KANDIS –mediaaktualitas.com
Penanganan laporan dugaan penyalahgunaan Daerah Aliran Sungai (DAS) yang menyeret PT Ivo Mas Tunggal (PT IMT) terus bergulir di Direktorat Reserse Kriminal Khusus (Ditreskrimsus) Polda Riau.
Berdasarkan Surat Pemberitahuan Perkembangan Hasil Penelitian Laporan (SP2HP) tertanggal 8 Juli 2026, penyidik memastikan proses penyelidikan memasuki tahapan penting berupa pengecekan lokasi bersama tim ahli sebelum dilakukan gelar perkara.
SP2HP bernomor B/SP2HP/643/VII/RES.5.1/2026/Ditreskrimsus tersebut ditujukan kepada pelapor Elizon Toga Torop, sebagai bentuk pemberitahuan resmi mengenai perkembangan penanganan laporan dugaan penyalahgunaan DAS yang dilayangkan pada 25 Mei 2026.
Baca juga:LHMB Desak Transparansi Dana CSR Dumai, Evaluasi Forum TJSP Sekarang
Penyidik Telah Periksa Pelapor dan Perwakilan PT IMT
Berdasarkan isi SP2HP, penyidik telah melaksanakan serangkaian kegiatan penyelidikan, di antaranya melakukan pengecekan awal lokasi pada 2 Juni 2026, meminta keterangan pelapor Elizon Toga Torop pada 8 Juni 2026, serta memeriksa Agung Priyono selaku perwakilan PT IMT pada 25 Juni 2026.
Selanjutnya, penyidik akan melakukan pengecekan Tempat Kejadian Perkara (TKP) bersama tim ahli lingkungan hidup sebelum perkara dibawa ke tahapan gelar perkara untuk menentukan langkah hukum berikutnya.
Pelapor, Elizon Toga Torop, menyambut positif perkembangan tersebut. Menurutnya, proses yang dilakukan penyidik menunjukkan bahwa laporan masyarakat tetap mendapatkan perhatian sesuai mekanisme hukum yang berlaku.

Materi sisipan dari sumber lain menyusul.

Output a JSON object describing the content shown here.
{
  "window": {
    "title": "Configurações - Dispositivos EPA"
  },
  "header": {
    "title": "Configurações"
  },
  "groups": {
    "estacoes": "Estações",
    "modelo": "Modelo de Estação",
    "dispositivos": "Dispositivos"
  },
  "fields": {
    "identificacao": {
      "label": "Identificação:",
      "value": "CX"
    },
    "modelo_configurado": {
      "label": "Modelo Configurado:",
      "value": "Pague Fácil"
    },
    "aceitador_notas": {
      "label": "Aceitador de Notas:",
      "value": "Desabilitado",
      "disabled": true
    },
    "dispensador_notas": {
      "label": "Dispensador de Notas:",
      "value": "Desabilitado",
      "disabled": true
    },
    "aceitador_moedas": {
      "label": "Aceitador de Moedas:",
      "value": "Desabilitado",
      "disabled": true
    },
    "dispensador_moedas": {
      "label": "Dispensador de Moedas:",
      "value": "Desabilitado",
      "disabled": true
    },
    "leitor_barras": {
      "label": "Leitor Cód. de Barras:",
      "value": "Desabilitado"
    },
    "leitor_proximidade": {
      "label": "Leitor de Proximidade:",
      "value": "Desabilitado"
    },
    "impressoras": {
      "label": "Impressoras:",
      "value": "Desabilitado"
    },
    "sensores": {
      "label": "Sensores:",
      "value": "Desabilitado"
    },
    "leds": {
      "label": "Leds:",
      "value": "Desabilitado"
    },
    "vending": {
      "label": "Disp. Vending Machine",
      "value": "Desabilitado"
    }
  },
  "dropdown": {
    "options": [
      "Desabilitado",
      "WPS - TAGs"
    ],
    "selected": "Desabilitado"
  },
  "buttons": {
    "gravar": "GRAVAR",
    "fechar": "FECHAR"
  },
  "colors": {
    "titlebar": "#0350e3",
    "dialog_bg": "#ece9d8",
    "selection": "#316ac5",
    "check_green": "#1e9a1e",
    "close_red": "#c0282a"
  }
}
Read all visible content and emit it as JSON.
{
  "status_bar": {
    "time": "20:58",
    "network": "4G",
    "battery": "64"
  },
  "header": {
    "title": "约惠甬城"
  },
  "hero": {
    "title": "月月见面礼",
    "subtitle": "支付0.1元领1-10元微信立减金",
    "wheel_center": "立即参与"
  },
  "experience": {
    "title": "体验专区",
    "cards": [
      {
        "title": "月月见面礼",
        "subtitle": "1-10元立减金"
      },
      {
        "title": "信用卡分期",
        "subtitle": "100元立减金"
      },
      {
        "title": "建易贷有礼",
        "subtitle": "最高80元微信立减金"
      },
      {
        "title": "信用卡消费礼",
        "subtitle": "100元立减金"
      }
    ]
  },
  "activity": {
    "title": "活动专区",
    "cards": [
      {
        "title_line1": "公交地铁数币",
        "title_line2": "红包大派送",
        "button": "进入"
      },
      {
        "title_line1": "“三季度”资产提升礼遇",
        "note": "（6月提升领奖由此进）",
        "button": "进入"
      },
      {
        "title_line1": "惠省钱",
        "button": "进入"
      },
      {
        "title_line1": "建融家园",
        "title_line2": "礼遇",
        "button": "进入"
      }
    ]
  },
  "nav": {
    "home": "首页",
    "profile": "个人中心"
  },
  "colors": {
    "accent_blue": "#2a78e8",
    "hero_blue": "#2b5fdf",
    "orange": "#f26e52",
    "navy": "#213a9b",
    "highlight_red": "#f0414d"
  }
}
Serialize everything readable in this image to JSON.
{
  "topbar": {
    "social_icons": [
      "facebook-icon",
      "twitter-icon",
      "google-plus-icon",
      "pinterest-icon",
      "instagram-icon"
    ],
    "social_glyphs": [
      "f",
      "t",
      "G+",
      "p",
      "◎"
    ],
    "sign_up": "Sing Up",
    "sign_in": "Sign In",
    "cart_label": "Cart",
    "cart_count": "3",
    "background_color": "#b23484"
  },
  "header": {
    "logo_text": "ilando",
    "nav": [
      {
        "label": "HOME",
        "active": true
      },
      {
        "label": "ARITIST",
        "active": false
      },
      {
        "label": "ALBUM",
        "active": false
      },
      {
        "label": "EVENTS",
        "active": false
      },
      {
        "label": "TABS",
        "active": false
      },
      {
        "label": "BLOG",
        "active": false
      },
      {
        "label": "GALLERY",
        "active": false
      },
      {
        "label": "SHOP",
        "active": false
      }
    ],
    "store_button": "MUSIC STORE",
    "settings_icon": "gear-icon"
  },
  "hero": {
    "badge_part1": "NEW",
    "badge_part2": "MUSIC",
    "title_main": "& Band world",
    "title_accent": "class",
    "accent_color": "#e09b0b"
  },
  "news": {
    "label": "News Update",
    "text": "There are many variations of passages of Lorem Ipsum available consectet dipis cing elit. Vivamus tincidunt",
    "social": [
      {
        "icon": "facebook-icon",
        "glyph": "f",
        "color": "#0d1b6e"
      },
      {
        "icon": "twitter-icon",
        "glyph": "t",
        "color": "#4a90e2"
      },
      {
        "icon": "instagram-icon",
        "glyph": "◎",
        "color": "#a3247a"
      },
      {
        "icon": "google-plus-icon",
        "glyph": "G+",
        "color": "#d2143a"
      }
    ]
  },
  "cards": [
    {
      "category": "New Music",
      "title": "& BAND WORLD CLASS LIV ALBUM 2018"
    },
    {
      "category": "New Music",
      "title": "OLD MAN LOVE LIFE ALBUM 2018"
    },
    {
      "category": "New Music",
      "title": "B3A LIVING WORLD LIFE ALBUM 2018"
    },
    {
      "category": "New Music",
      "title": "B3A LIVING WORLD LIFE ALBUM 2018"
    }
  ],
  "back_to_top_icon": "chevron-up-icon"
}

“Kami menghormati proses hukum yang sedang berjalan. Harapan kami, seluruh fakta di lapangan dapat diungkap secara objektif melalui pemeriksaan bersama tim ahli,” ujar Eli kepada wartawan, Rabu (8/7/2026).
Dugaan Berkaitan dengan Kawasan Daerah Aliran Sungai
Laporan yang disampaikan berkaitan dengan dugaan adanya aktivitas perkebunan kelapa sawit di kawasan yang diduga merupakan bagian dari Daerah Aliran Sungai (DAS).
Kawasan sempadan sungai merupakan wilayah yang memiliki fungsi penting dalam menjaga keseimbangan ekosistem, mencegah erosi, banjir, serta melindungi kualitas lingkungan hidup.

Perlindungan terhadap kawasan tersebut diatur dalam berbagai ketentuan peraturan perundang-undangan, di antaranya Undang-Undang Nomor 32 Tahun 2009 tentang Perlindungan dan Pengelolaan Lingkungan Hidup, yang juga menjadi salah satu dasar hukum dalam penyelidikan sebagaimana tercantum dalam SP2HP.
Eli berharap penanganan perkara ini dapat menjadi edukasi bagi masyarakat agar tidak ragu melaporkan dugaan pelanggaran lingkungan apabila didukung data dan fakta.
“Kami ingin masyarakat sadar bahwa menjaga lingkungan adalah tanggung jawab bersama. Jika ada dugaan pelanggaran, biarlah aparat penegak hukum yang membuktikannya sesuai aturan,” katanya.
PT IMT Beri Tanggapan
Secara terpisah, Agung Priyono selaku Humas PT Ivo Mas Tunggal saat dikonfirmasi wartawan menyatakan pihak perusahaan masih mempelajari substansi laporan yang telah disampaikan kepada Polda Riau.
“Terima kasih atas informasinya. Kami secara internal akan mempelajari pengaduan tersebut,” ujarnya singkat.
Menunggu Hasil Pemeriksaan Tim Ahli
Dengan akan dilaksanakannya pengecekan lokasi bersama tim ahli, proses penyelidikan kini memasuki fase yang dinilai cukup penting. Hasil pemeriksaan lapangan nantinya akan menjadi salah satu dasar penyidik dalam menentukan apakah perkara tersebut memenuhi unsur untuk dilanjutkan ke tahapan berikutnya melalui gelar perkara.
mediaaktualitas.com akan terus memantau perkembangan penanganan perkara ini dan menyajikan informasi berdasarkan fakta serta proses hukum yang berlaku.